“Something more!—on my conscience I think it does. See now, it’s four days and a half travelling the same journey.”
A burst of laughter irrepressible met this speech, for scarcely any one of the party had not had personal experience of the short distance alluded to.
“You may laugh as much as you please,—you’re welcome to your fun; but I went the road myself, and I ‘d like to see which of you would say I did n’t.”
There was no mistaking the tone nor the intention of the speech; it was said without any elevation of voice or any bravado of manner, but with the quiet, easy determination of a man who only asked reasonable grounds for an opportunity to blow some other gentleman’s brains out. Some disclaimed all idea of a contradiction, others apologized for the mirth at the great disparity of the two statements,—one alleging an hour for what another said four days were required; while I, anxious to learn the Irishman’s explanation, timidly hinted a desire to hear more of his travelling experiences.
He acceded to my wish with as much readiness as he would probably have done had I made overtures of battle, and narrated the following short incident, which, for memory’s sake, I have called
“MR. BLAKE IN BELGIUM.”
“I was persuaded,” quoth Mr. Blake,—“I was persuaded by my wife that we ought to go and live abroad for economy,—that there would be no end to the saving we ‘d make by leaving our house in Galway, and taking up our residence in France or Belgium. First, we ‘d let the place for at least six hundred a year,—the garden and orchard we set down for one hundred; then we ‘d send away all the lazy ‘old hangers on,’ as my wife called them, such as the gatekeepers and gardeners and stable boys. These, her sister told her, were ‘eating us up’ entirely; and her sister was a clever one too,—a widow woman that had lived in every part of the globe, and knew all the scandal of every capital in Europe, on less than four hundred a year. She told my wife that Ireland was the lowest place at all; nobody would think of bringing up their family there; no education, no manners, and, worst of all, no men that could afford to marry. This was a home-stroke, for we had five grown-up girls.
“‘My dear,’ said she, ‘you’ll live like the Duchess of Sutherland, abroad, for eight hundred a year; you ‘ll have a beautiful house, see company, keep your carriage and saddle horses, and drink Champagne every day of the week, like small beer; then velvets and lace are to be had for a song; the housemaids wear nothing but silk;’ in fact, from my wife down to little Joe, that heard sugar candy was only a penny an ounce, we were all persuaded there was nothing like going abroad for economy.
“Mrs. Fitzmaurice—that was my sister-in-law’s name—explained to us how there was nothing so expensive as Ireland.
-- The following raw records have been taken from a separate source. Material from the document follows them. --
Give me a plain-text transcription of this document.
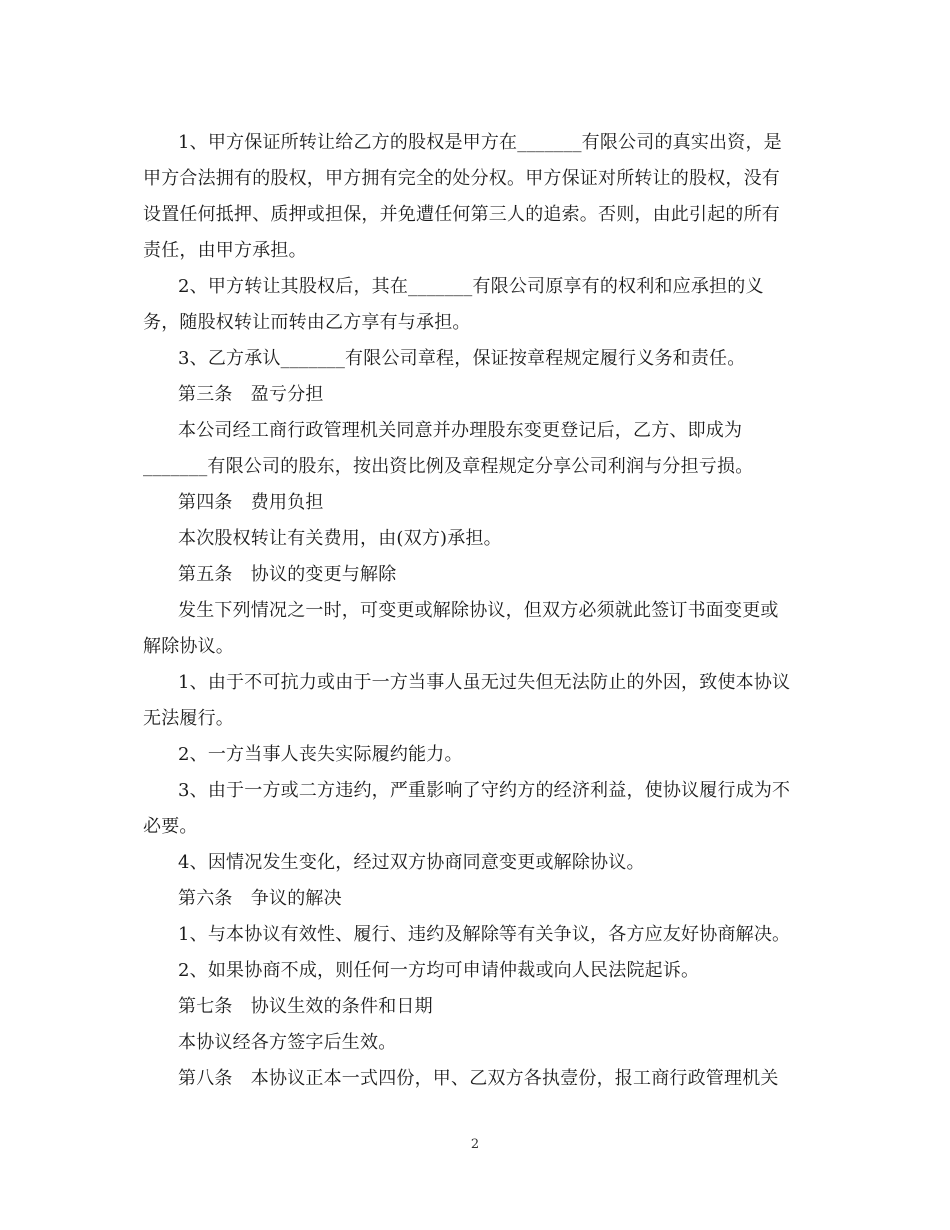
1、甲方保证所转让给乙方的股权是甲方在_______有限公司的真实出资，是
甲方合法拥有的股权，甲方拥有完全的处分权。甲方保证对所转让的股权，没有
设置任何抵押、质押或担保，并免遭任何第三人的追索。否则，由此引起的所有
责任，由甲方承担。
2、甲方转让其股权后，其在_______有限公司原享有的权利和应承担的义
务，随股权转让而转由乙方享有与承担。
3、乙方承认_______有限公司章程，保证按章程规定履行义务和责任。
第三条　盈亏分担
本公司经工商行政管理机关同意并办理股东变更登记后，乙方、即成为
_______有限公司的股东，按出资比例及章程规定分享公司利润与分担亏损。
第四条　费用负担
本次股权转让有关费用，由(双方)承担。
第五条　协议的变更与解除
发生下列情况之一时，可变更或解除协议，但双方必须就此签订书面变更或
解除协议。
1、由于不可抗力或由于一方当事人虽无过失但无法防止的外因，致使本协议
无法履行。
2、一方当事人丧失实际履约能力。
3、由于一方或二方违约，严重影响了守约方的经济利益，使协议履行成为不
必要。
4、因情况发生变化，经过双方协商同意变更或解除协议。
第六条　争议的解决
1、与本协议有效性、履行、违约及解除等有关争议，各方应友好协商解决。
2、如果协商不成，则任何一方均可申请仲裁或向人民法院起诉。
第七条　协议生效的条件和日期
本协议经各方签字后生效。
第八条　本协议正本一式四份，甲、乙双方各执壹份，报工商行政管理机关
2
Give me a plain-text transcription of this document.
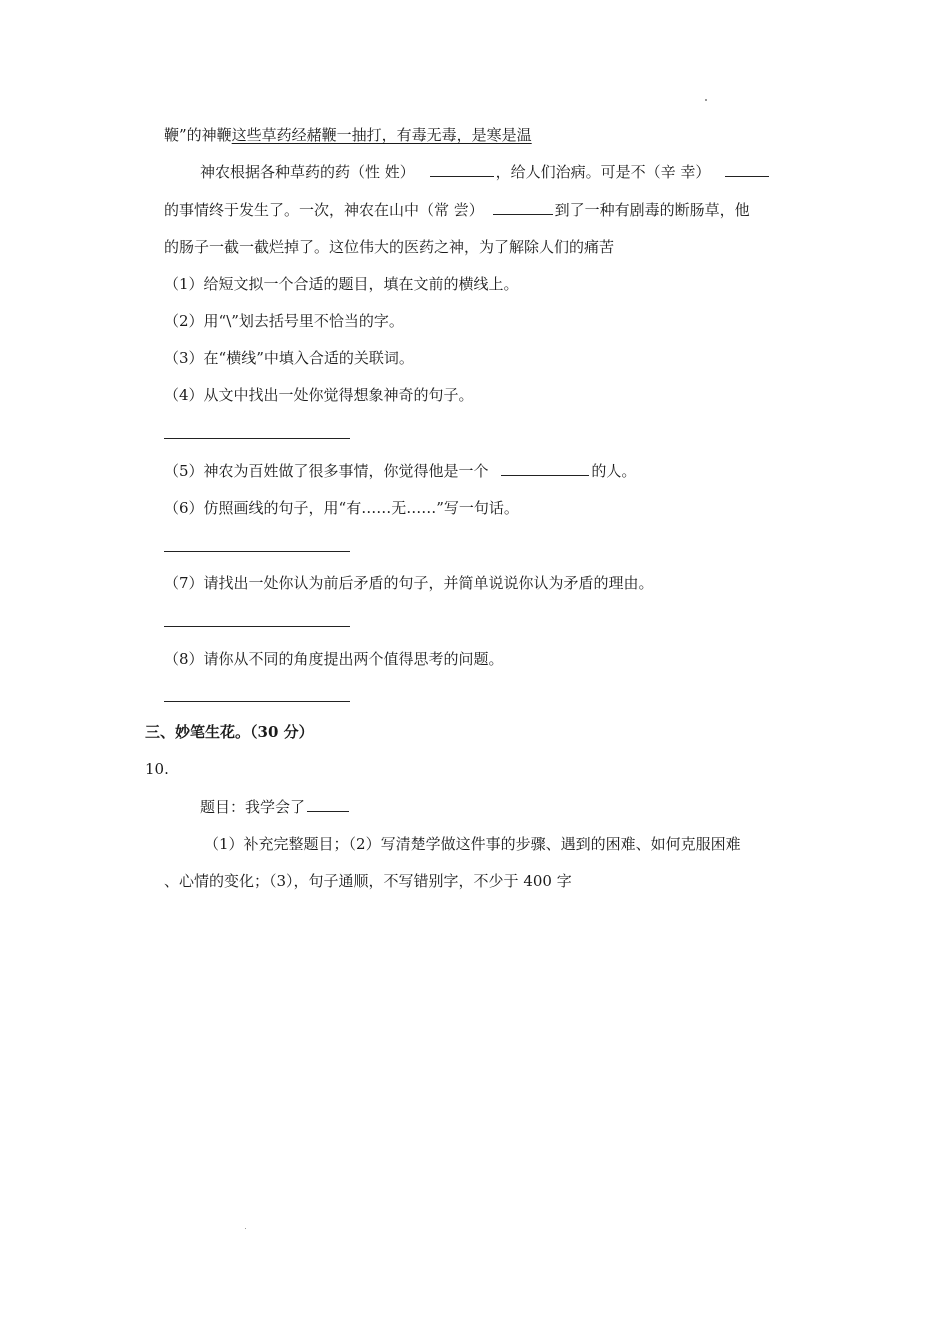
鞭”的神鞭这些草药经赭鞭一抽打，有毒无毒，是寒是温
神农根据各种草药的药（性 姓）	，给人们治病。可是不（辛 幸）
的事情终于发生了。一次，神农在山中（常 尝）	到了一种有剧毒的断肠草，他
的肠子一截一截烂掉了。这位伟大的医药之神，为了解除人们的痛苦
（1）给短文拟一个合适的题目，填在文前的横线上。
（2）用“\”划去括号里不恰当的字。
（3）在“横线”中填入合适的关联词。
（4）从文中找出一处你觉得想象神奇的句子。
（5）神农为百姓做了很多事情，你觉得他是一个	的人。
（6）仿照画线的句子，用“有……无……”写一句话。
（7）请找出一处你认为前后矛盾的句子，并简单说说你认为矛盾的理由。
（8）请你从不同的角度提出两个值得思考的问题。
三、妙笔生花。（30 分）
10.
题目：我学会了
（1）补充完整题目；（2）写清楚学做这件事的步骤、遇到的困难、如何克服困难
、心情的变化；（3），句子通顺，不写错别字，不少于 400 字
“‘‘T is not, my dear,’ said she, ‘that things are not cheap; but that’s the reason it’s ruinous to live here. There’s old Molly the cook uses more meat in a day than would feed a foreign family for a month. If you want a beefsteak, you must kill a heifer. Now abroad you just get the joint you want, to the very size you wish,—no bone, if you don’t ask for it. And look at the waste. In the stables you keep eight horses, and you never have a pair for the carriage. The boys are mounted; but you and the girls have nothing to drive out with. Besides, what can you do with that overgrown garden? It costs you £50 a year, and you get nothing out of it but crab-apples and cabbages. No, no; the Continent is the place; and as for society, instead of old Darcy, of Ballinamuck, or Father Luke, for company, you ‘ll have Prince this, and Count that, foreign ministers and plenipotentiaries, archdukes, and attachés without end. There will be more stars round your dinner-table than ever you saw in the sky on a frosty night And the girls. I would n’t wonder if the girls, by giving a sly hint that they had a little money, might n’t marry some of the young Coburgs.’